In his '72 Ford Bronco, Whalen led four-wheeling trips in the Rockies during summer. Also in the warm months, the club had soccer and softball teams that are no more. Save for flights to Canada for heli-skiing, the Sno-Jets used to travel by bus almost exclusively.
Nowadays the club aims for one bus trip every winter; it's set for Copper Mountain next month. "If we can't fill it, we may not be able to do it," says Laurel LaRose, the club's trip organizer, who finds bus rentals increasingly becoming cost-prohibitive.
Lift tickets aren't getting any cheaper either - a reason, LaRose thinks, for the Sno-Jets' struggle to attract young people.
"The group is getting considerably older," Whalen says. "I don't know if it will go on. It may just be a social club eventually."
But by pooling money for overnights, food and booze, the club always has been a way for local skiers to more affordably travel. That's why Jeff Miller joined.
"I had just left my day job, and I was asking people, 'If you were to go on a vacation as a single person, where would you go?'" he says. "When I saw the Sno-Jets, I thought: Rather than do one big vacation, I could do a bunch of little ones throughout the year."

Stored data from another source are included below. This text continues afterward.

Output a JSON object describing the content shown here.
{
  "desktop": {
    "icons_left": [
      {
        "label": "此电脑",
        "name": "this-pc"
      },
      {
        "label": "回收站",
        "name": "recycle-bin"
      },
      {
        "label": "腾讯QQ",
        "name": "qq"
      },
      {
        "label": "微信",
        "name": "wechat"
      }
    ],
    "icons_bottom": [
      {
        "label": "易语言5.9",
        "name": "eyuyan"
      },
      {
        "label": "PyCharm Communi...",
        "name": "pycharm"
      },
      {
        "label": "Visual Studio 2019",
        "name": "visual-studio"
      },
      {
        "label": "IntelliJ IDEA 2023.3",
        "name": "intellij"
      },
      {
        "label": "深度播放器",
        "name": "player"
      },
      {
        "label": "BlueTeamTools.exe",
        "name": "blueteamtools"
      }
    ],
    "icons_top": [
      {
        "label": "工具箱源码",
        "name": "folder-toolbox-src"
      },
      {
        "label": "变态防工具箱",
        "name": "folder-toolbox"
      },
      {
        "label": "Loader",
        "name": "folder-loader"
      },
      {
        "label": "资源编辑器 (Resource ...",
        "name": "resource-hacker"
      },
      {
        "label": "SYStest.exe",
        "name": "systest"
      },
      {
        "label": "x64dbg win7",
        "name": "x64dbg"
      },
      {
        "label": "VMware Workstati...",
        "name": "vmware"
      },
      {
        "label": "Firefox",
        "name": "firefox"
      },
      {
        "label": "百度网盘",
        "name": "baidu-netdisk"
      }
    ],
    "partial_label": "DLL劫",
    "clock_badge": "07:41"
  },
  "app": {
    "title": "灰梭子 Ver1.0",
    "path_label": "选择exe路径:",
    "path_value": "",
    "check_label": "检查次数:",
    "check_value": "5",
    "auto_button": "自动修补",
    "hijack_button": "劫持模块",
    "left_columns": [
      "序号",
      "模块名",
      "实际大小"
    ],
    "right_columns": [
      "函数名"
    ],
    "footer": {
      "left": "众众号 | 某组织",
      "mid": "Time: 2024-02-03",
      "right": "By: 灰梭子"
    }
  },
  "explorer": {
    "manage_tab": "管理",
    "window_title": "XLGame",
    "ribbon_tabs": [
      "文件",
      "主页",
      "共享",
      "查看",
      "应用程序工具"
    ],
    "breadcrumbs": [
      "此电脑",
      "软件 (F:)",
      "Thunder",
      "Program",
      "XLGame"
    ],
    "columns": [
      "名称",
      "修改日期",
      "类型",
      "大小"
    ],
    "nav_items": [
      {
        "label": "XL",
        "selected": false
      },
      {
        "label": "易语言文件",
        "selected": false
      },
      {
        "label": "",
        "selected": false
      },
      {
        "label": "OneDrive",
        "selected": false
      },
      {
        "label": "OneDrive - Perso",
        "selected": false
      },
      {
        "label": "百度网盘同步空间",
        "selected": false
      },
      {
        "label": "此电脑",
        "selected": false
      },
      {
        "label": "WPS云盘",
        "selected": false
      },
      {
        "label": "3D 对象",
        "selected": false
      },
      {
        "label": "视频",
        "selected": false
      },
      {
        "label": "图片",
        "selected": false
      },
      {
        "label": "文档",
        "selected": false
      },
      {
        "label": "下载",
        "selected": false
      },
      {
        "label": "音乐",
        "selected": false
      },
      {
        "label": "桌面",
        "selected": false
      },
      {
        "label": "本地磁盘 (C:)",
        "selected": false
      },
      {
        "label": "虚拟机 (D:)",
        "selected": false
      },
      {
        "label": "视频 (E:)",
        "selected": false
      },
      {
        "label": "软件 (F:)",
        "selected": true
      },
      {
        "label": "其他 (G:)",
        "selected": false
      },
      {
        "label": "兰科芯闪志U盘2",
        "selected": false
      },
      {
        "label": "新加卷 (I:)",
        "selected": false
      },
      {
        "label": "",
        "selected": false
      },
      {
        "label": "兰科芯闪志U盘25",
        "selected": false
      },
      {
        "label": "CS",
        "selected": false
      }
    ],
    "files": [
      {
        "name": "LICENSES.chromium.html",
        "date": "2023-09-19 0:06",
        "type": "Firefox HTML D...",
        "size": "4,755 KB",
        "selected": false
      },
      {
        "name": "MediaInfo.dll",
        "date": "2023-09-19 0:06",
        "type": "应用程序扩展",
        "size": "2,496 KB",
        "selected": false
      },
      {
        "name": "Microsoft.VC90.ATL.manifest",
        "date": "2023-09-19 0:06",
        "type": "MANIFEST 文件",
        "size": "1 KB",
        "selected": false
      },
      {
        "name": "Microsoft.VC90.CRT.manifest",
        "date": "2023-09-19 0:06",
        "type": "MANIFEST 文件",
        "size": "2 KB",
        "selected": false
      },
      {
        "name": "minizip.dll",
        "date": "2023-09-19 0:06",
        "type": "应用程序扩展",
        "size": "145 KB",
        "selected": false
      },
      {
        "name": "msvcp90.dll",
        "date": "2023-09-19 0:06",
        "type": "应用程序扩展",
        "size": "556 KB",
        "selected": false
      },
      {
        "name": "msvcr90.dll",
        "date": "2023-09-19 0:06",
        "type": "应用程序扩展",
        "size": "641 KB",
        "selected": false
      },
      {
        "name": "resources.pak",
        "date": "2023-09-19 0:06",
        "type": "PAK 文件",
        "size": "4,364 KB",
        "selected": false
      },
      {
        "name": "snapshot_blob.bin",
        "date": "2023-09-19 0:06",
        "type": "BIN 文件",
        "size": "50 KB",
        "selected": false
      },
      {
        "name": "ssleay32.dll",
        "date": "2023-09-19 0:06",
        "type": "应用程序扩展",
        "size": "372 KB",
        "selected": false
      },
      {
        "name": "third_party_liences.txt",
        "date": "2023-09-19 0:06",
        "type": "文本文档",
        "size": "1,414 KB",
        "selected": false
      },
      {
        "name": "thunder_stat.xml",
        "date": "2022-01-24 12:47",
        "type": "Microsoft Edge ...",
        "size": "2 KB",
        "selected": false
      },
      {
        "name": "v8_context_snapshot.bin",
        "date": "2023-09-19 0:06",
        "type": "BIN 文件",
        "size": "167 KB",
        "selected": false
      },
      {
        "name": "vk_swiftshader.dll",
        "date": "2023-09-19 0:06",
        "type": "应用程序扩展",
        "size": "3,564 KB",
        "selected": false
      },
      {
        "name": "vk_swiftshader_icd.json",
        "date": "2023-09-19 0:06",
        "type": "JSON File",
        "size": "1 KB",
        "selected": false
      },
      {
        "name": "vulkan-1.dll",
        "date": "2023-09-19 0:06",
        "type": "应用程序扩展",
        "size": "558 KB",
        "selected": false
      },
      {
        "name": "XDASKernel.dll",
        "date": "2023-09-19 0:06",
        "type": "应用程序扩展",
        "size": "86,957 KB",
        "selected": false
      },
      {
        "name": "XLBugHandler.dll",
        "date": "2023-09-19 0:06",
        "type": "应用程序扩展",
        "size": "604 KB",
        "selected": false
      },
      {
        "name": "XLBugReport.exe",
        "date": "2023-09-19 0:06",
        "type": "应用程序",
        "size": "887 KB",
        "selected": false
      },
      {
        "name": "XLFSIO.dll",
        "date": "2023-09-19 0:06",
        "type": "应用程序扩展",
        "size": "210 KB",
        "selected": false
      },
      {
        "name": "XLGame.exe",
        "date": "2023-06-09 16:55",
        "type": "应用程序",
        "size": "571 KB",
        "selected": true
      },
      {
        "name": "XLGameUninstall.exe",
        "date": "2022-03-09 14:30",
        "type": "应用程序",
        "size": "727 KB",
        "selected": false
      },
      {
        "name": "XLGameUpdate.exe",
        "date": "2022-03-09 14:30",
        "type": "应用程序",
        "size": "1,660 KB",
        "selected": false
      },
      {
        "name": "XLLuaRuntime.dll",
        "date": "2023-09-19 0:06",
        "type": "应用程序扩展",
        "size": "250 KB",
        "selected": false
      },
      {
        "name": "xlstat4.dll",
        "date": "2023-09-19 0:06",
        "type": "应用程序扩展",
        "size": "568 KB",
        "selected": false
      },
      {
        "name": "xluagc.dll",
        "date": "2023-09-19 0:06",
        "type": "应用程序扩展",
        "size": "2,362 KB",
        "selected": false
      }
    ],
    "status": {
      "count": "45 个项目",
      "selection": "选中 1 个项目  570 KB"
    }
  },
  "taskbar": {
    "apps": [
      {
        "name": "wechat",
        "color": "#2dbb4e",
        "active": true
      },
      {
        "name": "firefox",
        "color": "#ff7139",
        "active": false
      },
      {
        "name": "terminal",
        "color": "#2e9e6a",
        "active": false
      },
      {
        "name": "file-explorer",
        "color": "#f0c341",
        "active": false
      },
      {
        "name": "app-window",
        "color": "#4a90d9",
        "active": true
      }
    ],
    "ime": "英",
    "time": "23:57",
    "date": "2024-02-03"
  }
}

He was recently divorced and "looking to fill a void in life" when he found the club. It's done that for a lot of people," says Kotkowski, who credits the Sno-Jets for "maintaining my sanity" during his stressful days as a tax collector.
He's a proud ambassador because he wants the club to last, so others can always find it. In Vail, he was happy to greet Michael King, the group's newest and youngest member at 25.
He'd met Kotkowski and other Sno-Jets during a happy hour months ago.
"I was about to leave. I figured they didn't want some kid hanging around," King recalls, before he was waved over. "Everyone was just awesome. They were all just a bunch of fun people."